Prob best way is to have a model zoo so firstly they can be shared but also so people can test them themselves and reuse especially if good. The TFLite here https://drive.google.com/file/d/1bGf_b8imzPZJNYDUWR94mWuV0deSMVzM/view?usp=share_link Dataset here https://www.openslr.org/resources/12/train-clean-100.tar.gz They are relatively tiny as the above 'hey marvin' one I have done.
With if kw_prob > 0.999: it gives 12 (100 hours) false negatives for 1.21% false positives (1400 kw), but thinking about it my 'test' set isn't that great as due to ml-commons being full of dross I have to clean the dataset by using previous models before training.
That bit is not of interest though as who cares what someone else's voice for KW provides, but the Libri test is solid but for false negatives just try the model yourself.

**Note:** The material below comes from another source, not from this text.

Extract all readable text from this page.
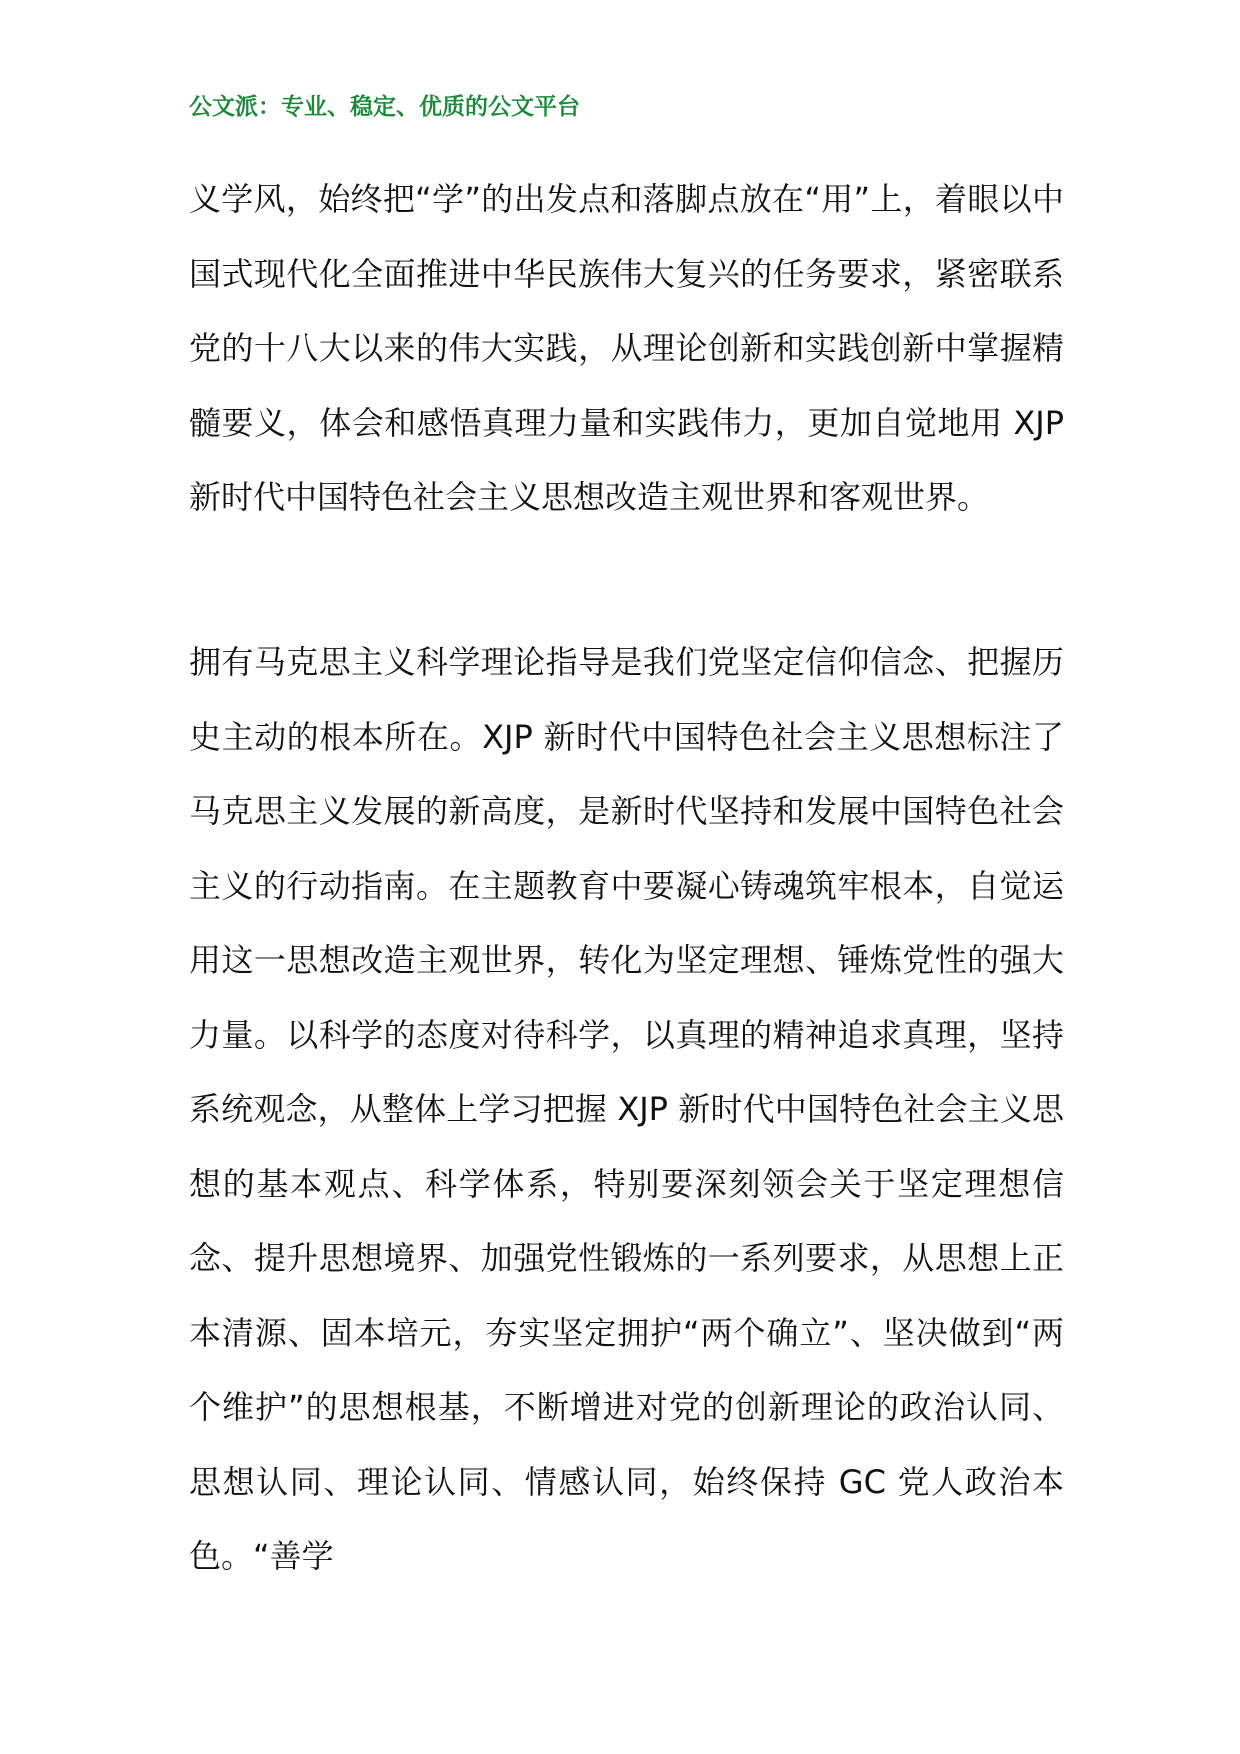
公文派：专业、稳定、优质的公文平台

义学风，始终把“学”的出发点和落脚点放在“用”上，着眼以中国式现代化全面推进中华民族伟大复兴的任务要求，紧密联系党的十八大以来的伟大实践，从理论创新和实践创新中掌握精髓要义，体会和感悟真理力量和实践伟力，更加自觉地用 XJP 新时代中国特色社会主义思想改造主观世界和客观世界。

拥有马克思主义科学理论指导是我们党坚定信仰信念、把握历史主动的根本所在。XJP 新时代中国特色社会主义思想标注了马克思主义发展的新高度，是新时代坚持和发展中国特色社会主义的行动指南。在主题教育中要凝心铸魂筑牢根本，自觉运用这一思想改造主观世界，转化为坚定理想、锤炼党性的强大力量。以科学的态度对待科学，以真理的精神追求真理，坚持系统观念，从整体上学习把握 XJP 新时代中国特色社会主义思想的基本观点、科学体系，特别要深刻领会关于坚定理想信念、提升思想境界、加强党性锻炼的一系列要求，从思想上正本清源、固本培元，夯实坚定拥护“两个确立”、坚决做到“两个维护”的思想根基，不断增进对党的创新理论的政治认同、思想认同、理论认同、情感认同，始终保持 GC 党人政治本色。“善学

As with if kw_prob > 0.9999: it gives 1 (100 hours) false negative for 3.78 % false positives (1400 kw)
The 1400 kw files are here https://drive.google.com/file/d/1dreV5fBIwzdcJnXEueYwc4NeWCyufdS-/view?usp=share_link but as said its your voice as long as the signal is good that matters.
There should be a model zoo and likely should be some benchmarks but maybe there just isn't the will or wish. You could have some benchmarks purely to give some info so someone can test kw with there own voice dataset, 'hey marvin' in this case.